Today, the tutor of our dynamical system course said that in the exam one part will be to determine equilibria and to compute the local equations of stable and unstable manifold.

I do not know what is meant by giving the local equations for stable/ unstable manifold.

Can you give me a task/ example?

You need to be more specific, at least whether you have discrete or continuous time. But a (local) stable manifold is simply a graph over the stable space, so you can (with reasonable regularity assumptions) write it say with the first few terms of a Taylor series.

For example, take $x'=-x+xy$, $y'=y+x^2$. The stable manifold will be the graph of the function $\varphi(x)=ax^2+bx^3+\cdots$ (in this example you can go up to any order), that is, the set of points $(x,y)$ with $y=\varphi(x)$. Computing you get $$y'=\varphi'(x)x'=(2ax+3bx^2+\cdots)(-x+x(ax^2+bx^3+\cdots)).$$ On the other hand, $$y'=y+x^2=ax^2+bx^3+\cdots+x^2.$$ The two right-hand sides are equal (write the first few terms), which gives you equations to determine $a$, $b$, etc successively.

We are taking as definition of stable manifold any smooth invariant curve that is tangent to the stable space at the origin. That is, $$V^s=\{(x,\varphi(x)):x\in(-\delta,\delta)\}$$ for some $C^k$ function $\varphi\colon(-\delta,\delta)\to\mathbb R$ with $\varphi(0)=\varphi'(0)=0$ and with the property that any solution starting in $V^s$ remains in $V^s$ for all positive time. This means that if $(x(t),y(t))$ is a solution with $(x(t_0),y(t_0))\in V^s$ for some $t_0$, then $(x(t),y(t))\in V^s$ for all $t>t_0$. This is why we must have $y(t)=\varphi(x(t))$ (written above simply as $y=\varphi(x)$.
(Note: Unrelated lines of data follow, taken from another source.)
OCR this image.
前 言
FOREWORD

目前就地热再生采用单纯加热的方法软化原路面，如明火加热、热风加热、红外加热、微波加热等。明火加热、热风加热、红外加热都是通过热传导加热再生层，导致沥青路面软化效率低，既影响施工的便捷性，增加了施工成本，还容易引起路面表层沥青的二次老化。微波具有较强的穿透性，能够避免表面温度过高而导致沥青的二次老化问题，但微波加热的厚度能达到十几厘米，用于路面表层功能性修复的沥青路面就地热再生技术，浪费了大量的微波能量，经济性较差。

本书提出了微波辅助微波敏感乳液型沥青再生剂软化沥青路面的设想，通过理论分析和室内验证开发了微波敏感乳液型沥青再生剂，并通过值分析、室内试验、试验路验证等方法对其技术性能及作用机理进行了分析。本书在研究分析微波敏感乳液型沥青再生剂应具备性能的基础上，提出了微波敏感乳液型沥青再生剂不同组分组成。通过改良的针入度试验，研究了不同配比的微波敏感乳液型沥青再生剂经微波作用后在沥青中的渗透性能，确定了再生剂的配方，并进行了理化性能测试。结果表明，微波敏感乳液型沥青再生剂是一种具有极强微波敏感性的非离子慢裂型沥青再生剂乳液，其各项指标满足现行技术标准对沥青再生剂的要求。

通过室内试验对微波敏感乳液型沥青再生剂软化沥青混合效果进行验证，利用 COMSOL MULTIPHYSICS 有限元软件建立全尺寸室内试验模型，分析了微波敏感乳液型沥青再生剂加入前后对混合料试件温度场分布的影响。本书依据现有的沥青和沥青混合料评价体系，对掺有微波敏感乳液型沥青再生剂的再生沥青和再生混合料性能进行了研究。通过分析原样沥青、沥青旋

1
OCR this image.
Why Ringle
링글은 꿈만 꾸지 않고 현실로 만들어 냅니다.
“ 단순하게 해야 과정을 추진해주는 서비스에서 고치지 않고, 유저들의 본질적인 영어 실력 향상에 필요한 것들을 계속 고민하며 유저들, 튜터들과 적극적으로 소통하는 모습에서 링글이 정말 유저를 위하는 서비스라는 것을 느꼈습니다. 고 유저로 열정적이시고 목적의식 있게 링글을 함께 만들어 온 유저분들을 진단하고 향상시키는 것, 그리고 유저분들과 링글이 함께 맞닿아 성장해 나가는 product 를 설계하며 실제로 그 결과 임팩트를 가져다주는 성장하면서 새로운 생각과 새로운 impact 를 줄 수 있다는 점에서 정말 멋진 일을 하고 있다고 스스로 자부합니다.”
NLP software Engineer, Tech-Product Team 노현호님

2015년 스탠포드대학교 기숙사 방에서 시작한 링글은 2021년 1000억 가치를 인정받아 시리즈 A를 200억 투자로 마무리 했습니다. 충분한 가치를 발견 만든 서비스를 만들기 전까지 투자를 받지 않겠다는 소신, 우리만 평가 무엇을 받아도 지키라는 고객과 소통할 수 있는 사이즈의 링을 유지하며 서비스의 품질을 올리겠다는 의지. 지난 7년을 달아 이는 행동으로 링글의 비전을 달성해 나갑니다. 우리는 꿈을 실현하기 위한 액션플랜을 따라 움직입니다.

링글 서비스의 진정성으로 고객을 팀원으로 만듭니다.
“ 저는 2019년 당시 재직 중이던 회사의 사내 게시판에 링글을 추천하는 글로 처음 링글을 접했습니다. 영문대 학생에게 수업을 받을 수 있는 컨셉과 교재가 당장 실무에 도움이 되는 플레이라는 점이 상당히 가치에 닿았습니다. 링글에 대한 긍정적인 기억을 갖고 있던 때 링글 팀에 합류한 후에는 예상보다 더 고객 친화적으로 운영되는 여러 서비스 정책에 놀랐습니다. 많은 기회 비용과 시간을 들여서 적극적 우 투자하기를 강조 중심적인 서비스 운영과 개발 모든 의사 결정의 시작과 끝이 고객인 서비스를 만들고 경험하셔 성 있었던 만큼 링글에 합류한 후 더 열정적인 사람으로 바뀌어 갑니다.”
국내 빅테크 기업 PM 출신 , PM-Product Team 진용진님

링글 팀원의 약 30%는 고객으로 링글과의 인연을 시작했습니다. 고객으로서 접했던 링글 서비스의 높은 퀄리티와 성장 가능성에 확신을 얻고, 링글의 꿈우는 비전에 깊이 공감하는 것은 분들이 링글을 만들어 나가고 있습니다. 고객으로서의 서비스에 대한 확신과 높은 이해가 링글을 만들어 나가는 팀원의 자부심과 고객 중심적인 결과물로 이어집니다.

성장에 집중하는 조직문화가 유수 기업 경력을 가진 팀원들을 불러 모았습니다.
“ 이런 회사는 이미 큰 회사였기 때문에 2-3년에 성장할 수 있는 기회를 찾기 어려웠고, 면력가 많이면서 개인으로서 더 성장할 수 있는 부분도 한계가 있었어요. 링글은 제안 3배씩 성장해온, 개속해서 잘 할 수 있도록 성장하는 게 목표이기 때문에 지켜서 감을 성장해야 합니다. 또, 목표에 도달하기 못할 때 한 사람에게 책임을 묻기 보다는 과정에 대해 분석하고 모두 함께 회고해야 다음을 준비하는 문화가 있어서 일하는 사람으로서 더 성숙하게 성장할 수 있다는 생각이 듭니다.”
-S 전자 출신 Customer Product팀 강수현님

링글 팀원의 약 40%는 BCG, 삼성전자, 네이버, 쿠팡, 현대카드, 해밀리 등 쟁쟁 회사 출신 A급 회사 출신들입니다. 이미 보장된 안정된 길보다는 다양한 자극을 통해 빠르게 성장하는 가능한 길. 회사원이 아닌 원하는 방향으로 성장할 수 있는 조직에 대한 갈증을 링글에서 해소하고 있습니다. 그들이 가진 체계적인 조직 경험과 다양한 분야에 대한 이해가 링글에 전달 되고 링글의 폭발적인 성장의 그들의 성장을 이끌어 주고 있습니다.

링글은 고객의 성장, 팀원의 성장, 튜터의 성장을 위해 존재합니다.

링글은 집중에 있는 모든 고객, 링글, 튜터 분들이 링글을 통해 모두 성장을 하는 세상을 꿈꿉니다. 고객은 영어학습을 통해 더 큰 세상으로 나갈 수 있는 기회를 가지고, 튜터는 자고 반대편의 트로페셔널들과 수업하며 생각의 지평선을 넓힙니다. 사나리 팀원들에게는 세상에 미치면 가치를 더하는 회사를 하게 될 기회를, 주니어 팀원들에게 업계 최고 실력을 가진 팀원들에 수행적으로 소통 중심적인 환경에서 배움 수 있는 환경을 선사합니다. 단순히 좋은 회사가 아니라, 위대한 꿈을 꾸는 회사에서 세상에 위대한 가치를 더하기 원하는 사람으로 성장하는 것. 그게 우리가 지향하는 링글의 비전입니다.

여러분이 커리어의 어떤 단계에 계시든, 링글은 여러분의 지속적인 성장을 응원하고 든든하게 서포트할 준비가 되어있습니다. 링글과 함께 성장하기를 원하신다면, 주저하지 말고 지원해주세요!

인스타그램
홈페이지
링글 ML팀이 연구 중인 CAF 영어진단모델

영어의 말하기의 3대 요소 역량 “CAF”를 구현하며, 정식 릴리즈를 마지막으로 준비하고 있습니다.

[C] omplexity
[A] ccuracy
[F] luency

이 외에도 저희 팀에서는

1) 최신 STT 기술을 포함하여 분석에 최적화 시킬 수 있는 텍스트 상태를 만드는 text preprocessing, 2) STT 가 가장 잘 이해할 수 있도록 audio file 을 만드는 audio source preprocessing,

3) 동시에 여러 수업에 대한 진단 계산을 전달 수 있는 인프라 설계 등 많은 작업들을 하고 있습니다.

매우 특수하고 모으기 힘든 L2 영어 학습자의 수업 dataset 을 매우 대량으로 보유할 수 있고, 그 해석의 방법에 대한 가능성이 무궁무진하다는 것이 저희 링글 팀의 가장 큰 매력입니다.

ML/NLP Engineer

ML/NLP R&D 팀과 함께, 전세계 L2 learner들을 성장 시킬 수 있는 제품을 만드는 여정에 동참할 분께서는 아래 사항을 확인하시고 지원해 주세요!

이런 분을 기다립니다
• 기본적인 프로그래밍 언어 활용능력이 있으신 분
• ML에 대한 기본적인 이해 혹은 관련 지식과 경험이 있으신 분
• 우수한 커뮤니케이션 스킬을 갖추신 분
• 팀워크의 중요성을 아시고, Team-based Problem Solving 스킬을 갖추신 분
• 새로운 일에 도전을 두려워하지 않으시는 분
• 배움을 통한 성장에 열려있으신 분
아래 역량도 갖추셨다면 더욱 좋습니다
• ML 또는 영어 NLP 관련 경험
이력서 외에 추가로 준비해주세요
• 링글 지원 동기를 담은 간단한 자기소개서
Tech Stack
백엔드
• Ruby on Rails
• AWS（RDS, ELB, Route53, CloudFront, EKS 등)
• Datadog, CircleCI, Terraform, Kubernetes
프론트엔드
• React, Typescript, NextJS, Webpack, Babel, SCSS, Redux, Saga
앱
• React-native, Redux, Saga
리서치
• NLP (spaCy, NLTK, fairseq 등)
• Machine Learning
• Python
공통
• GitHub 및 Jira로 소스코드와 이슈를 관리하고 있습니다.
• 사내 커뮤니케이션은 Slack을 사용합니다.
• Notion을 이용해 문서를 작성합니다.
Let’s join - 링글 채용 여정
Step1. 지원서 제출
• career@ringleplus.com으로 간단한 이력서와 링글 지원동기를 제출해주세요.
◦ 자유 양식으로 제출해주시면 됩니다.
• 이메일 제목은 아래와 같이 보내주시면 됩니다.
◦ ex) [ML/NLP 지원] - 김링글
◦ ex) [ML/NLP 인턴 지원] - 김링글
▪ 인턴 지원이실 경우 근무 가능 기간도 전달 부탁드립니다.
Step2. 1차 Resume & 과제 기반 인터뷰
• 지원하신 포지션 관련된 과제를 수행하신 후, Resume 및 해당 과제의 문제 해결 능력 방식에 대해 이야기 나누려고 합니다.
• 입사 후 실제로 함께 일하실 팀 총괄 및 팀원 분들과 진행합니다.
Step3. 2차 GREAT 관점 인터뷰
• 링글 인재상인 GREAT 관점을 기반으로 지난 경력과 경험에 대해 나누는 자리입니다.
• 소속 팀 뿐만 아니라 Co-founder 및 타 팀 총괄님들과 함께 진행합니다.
• I am not sure what you mean with this function $\phi(x)$. To my computations, the equilibrium is $(0,0)$, the linearization matrix is $A=\begin{pmatrix}-1 & 0\\0 & 1\end{pmatrix}$ and $A$ has two eigenvalues $\lambda_1=+1$ and $\lambda_2=-1$. Hence, the solutions should be $x=x_0e^{t}, y=y_0e^{-t}$. So, $(0,0)$ is a saddle and locally, the $x$-axis should be the stable manifold where the $y$-axis is the unstable manifold?
– Rhjg
Jan 15 '16 at 21:36
• Fine if it is, the example applies to whatever nonlinear part you want, provided that you keep the linear part unchanged. Jan 15 '16 at 22:50
• Sorry! I still do not understand you and what you are aiming at.
– Rhjg
Jan 15 '16 at 22:54
• You write "the $x$-axis should be the stable manifold where the $y$-axis is the unstable manifold". This might be true for some examples, but if fails in general. What then your definition of "stable manifold"? Jan 15 '16 at 22:56
• Good question. We never had such situations. - Ok, so back to your idea. I cannot see where your function comes from.
– Rhjg
Jan 15 '16 at 22:59